With his passion, his technology, and the cheering response of the rest of us in the solidarity group, William (and we) easily drowned out the flustered and angry stand-in-boss, creating quite a spectacle for the women watching from the windows. (Whom William was quick to remind that it’s the boss we’re fighting, not the sisters.) For a while the managers even withheld William’s last check, trying to force us all to stay til the cops came in response to the bogus trespassing call, but soon enough they relented and handed over his payment. We loaded his belongings into cars, and left happy.

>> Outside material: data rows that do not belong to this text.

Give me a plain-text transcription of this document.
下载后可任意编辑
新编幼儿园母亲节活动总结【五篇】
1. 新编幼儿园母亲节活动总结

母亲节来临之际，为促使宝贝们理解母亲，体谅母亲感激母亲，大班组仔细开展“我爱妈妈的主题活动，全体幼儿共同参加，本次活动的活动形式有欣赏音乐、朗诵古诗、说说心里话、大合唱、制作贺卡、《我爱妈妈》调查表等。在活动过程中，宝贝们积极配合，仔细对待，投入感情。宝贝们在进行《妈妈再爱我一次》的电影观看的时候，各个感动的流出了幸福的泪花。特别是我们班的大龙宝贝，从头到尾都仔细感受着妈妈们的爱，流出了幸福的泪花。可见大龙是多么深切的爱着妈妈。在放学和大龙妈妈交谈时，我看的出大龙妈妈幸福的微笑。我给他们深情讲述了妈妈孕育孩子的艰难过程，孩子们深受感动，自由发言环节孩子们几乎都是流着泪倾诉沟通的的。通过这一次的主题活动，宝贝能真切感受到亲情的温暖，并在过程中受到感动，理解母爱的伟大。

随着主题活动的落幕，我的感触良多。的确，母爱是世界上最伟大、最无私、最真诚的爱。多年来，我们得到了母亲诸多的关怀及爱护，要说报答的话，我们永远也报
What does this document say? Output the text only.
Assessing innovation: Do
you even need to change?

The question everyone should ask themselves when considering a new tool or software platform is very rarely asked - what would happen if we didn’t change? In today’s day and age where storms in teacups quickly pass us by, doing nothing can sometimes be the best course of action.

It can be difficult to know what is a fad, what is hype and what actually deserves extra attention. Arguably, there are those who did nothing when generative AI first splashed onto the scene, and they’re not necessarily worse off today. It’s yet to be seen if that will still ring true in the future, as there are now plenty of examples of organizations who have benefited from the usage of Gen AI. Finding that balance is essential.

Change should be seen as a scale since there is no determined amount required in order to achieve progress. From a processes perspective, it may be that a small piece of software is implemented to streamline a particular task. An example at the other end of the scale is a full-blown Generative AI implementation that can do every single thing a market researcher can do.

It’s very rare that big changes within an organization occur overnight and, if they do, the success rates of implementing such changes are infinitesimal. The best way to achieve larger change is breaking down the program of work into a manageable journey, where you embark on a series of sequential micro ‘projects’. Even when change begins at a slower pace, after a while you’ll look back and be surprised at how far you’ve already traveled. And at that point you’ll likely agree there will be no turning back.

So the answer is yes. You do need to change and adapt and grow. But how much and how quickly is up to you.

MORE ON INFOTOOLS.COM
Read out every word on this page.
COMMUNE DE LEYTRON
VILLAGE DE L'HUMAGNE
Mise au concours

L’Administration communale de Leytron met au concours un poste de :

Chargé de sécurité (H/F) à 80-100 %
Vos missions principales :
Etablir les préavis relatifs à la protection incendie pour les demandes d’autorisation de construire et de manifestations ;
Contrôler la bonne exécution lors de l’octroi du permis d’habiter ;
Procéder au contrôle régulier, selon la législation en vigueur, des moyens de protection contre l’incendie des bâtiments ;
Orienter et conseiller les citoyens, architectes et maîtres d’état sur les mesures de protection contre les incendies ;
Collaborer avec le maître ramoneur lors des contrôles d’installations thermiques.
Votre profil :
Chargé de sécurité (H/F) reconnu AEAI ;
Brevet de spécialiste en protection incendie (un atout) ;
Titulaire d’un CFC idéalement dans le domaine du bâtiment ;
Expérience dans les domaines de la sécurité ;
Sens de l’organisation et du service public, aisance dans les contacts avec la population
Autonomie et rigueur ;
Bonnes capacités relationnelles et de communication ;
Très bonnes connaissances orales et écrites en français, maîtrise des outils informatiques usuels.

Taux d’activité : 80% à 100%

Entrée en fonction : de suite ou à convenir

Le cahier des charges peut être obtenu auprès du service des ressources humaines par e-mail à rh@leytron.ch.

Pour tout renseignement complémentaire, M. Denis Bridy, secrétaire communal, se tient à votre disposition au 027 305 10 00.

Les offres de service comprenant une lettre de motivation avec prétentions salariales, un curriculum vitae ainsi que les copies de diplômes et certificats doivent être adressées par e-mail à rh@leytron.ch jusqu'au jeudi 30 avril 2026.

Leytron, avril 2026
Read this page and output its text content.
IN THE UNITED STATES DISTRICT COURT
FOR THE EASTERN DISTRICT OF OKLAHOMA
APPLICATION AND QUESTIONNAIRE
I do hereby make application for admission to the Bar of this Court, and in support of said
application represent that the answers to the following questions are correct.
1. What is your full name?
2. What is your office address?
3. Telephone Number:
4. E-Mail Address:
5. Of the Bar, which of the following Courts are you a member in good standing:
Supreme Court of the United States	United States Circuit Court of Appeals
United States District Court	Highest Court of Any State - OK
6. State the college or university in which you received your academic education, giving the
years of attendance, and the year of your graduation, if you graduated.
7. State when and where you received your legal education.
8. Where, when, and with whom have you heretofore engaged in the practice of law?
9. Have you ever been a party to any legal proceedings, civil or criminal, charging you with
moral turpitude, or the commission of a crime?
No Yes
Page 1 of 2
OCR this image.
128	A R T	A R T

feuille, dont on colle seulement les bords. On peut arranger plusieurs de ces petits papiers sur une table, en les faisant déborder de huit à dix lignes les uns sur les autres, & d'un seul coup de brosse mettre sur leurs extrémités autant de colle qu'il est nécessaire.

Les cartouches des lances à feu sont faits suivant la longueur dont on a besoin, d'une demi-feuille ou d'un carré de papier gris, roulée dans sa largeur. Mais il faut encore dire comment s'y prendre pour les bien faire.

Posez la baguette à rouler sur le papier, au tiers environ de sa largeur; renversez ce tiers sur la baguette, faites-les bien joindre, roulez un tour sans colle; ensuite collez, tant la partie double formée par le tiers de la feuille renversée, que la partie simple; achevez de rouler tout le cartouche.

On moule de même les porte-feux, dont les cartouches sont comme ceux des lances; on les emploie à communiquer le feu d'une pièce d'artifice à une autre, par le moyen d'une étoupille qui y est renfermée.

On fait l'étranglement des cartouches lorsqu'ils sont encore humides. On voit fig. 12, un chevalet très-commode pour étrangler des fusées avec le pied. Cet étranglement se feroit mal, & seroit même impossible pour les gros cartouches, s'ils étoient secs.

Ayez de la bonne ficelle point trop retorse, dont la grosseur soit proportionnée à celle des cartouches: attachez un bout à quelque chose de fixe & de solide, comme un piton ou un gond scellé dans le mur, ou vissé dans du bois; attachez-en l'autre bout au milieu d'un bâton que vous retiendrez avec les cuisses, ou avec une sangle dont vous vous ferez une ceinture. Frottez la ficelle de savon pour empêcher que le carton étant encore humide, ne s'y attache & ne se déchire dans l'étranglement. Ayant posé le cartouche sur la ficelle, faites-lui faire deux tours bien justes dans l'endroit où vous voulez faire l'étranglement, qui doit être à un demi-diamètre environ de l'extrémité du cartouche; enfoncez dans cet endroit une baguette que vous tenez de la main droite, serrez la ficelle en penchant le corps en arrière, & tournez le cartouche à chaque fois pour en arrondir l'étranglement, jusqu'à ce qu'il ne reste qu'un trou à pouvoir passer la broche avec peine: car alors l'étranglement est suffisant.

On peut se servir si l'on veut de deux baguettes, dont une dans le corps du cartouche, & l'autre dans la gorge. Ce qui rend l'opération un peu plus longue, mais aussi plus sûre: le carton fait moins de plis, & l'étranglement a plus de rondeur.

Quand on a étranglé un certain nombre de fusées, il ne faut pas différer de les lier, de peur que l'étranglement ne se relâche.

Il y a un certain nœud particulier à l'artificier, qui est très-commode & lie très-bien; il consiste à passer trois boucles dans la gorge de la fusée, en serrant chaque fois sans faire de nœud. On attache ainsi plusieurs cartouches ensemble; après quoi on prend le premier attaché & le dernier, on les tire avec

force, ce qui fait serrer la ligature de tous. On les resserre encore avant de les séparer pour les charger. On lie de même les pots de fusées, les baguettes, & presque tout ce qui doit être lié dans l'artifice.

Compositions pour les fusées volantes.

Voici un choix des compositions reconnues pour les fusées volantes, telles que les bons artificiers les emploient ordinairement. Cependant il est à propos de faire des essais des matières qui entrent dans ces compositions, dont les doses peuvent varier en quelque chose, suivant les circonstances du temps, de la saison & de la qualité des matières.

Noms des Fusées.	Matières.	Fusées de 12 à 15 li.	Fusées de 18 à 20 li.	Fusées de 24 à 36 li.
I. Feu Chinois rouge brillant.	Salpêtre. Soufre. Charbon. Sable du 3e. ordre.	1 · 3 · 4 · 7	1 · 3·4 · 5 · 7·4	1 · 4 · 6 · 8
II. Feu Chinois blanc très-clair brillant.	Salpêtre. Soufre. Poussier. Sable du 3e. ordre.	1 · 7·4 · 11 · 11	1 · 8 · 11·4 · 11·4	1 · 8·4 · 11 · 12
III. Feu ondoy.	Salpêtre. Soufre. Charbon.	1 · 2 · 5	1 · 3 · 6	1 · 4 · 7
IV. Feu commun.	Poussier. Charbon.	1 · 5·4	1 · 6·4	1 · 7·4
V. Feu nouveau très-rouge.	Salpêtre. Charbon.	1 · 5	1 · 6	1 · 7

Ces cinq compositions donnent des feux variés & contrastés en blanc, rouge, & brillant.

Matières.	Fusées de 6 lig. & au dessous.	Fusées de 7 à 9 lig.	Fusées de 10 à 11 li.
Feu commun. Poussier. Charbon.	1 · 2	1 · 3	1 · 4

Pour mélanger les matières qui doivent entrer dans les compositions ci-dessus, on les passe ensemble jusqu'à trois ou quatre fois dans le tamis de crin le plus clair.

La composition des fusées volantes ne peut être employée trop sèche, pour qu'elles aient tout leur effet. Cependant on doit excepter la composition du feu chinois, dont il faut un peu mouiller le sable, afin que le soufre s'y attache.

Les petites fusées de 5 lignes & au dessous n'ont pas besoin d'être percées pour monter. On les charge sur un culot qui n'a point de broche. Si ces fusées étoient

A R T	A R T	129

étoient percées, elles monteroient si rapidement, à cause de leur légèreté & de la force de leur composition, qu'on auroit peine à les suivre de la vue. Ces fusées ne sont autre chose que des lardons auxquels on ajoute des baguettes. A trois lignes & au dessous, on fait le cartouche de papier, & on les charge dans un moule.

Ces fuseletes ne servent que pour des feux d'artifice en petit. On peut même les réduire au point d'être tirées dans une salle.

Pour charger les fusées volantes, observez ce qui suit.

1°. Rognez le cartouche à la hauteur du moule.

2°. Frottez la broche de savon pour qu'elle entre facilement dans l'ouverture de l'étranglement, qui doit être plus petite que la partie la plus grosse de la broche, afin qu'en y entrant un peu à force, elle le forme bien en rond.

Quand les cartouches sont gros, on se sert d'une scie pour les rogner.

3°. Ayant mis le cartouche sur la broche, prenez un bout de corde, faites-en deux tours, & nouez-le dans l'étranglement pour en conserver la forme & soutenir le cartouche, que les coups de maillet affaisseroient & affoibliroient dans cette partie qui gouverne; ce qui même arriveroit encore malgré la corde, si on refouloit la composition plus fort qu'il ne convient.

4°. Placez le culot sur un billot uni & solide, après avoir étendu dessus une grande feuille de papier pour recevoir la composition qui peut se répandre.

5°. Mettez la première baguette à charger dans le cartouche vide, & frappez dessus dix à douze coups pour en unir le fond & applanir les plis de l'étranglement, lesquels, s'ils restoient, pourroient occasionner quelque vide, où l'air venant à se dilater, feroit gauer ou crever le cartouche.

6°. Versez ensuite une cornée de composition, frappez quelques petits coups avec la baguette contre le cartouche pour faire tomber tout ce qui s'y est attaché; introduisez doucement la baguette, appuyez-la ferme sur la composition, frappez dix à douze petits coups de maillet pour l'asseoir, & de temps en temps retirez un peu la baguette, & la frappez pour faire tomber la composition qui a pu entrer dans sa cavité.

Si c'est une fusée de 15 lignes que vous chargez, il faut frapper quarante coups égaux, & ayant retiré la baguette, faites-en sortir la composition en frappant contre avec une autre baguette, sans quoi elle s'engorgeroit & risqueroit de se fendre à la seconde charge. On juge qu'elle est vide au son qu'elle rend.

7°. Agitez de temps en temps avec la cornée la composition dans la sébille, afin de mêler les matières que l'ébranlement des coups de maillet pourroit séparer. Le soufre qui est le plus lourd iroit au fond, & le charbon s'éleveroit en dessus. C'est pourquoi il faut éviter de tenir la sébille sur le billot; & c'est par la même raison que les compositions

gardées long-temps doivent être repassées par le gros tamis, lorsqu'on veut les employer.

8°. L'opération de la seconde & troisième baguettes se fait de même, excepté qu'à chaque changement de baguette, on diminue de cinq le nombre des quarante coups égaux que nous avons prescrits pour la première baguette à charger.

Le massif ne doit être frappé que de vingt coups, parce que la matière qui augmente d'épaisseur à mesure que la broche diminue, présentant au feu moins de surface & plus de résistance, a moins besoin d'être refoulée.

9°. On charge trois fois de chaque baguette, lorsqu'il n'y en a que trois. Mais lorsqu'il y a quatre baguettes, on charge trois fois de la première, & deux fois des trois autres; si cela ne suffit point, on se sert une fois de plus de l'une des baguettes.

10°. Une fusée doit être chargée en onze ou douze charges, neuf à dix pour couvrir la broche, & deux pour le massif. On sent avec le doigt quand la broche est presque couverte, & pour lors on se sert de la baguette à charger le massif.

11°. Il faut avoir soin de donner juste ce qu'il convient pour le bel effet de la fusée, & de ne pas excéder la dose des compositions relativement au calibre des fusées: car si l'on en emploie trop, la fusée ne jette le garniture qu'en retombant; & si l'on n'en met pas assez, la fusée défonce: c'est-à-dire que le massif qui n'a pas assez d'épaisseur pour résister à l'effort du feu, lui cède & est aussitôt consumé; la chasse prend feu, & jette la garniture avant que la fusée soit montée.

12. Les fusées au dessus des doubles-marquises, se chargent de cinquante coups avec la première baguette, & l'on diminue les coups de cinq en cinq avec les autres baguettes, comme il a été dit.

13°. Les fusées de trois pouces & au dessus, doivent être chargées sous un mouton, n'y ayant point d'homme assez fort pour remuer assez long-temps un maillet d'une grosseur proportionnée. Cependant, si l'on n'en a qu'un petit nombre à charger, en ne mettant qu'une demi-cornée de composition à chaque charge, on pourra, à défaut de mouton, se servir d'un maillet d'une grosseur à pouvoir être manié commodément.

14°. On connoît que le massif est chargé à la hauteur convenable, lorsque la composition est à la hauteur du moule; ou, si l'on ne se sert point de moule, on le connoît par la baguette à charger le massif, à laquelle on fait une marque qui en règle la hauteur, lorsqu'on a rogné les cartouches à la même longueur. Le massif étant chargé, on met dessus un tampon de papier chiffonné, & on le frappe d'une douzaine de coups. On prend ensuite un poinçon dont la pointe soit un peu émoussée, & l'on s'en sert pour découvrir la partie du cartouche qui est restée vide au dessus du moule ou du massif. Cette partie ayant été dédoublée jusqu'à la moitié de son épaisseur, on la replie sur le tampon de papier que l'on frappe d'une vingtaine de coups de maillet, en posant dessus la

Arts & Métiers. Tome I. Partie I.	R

There are a million reasons I’m excited about how today’s action went. For one, it feels great to take up the case of a domestic worker, whose labor is so completely invisibilized and underpaid most of the time. Second, enthusiasm in the group was really high, partly because everyone was in a fighting mood, partly because a lot of us are friends, and also because this was not a symbolic action: it had both the moral high ground and specific objectives to accomplish (dramatize the moveout with disciplined formations; deliver the demand letter promising more action to come). Also, I think, we all felt inspired to see William stand up to his bosses (or their stand-ins), express his anger at being exploited, and be emboldened by the real mechanism of our group. It made me feel, at least, that if I’m ever getting screwed by my landlord or a boss, and I don’t have a fighting union to help me, then I sure as hell want a solidarity network like this! There’s a lot to be learned just by being there to help other people’s fights.

As with any tactic, this one had its inherent limitations; and there were moments of confusion and things we could have done better. This week, the five of us who planned the action (William included) will get together to debrief and reflect on how to improve. But overall, I think we really pulled off something fine today, and I think everyone who participated felt it was deeply worthwhile. Now, the campaign has begun — more updates to come in 14 days….unless our victory comes sooner!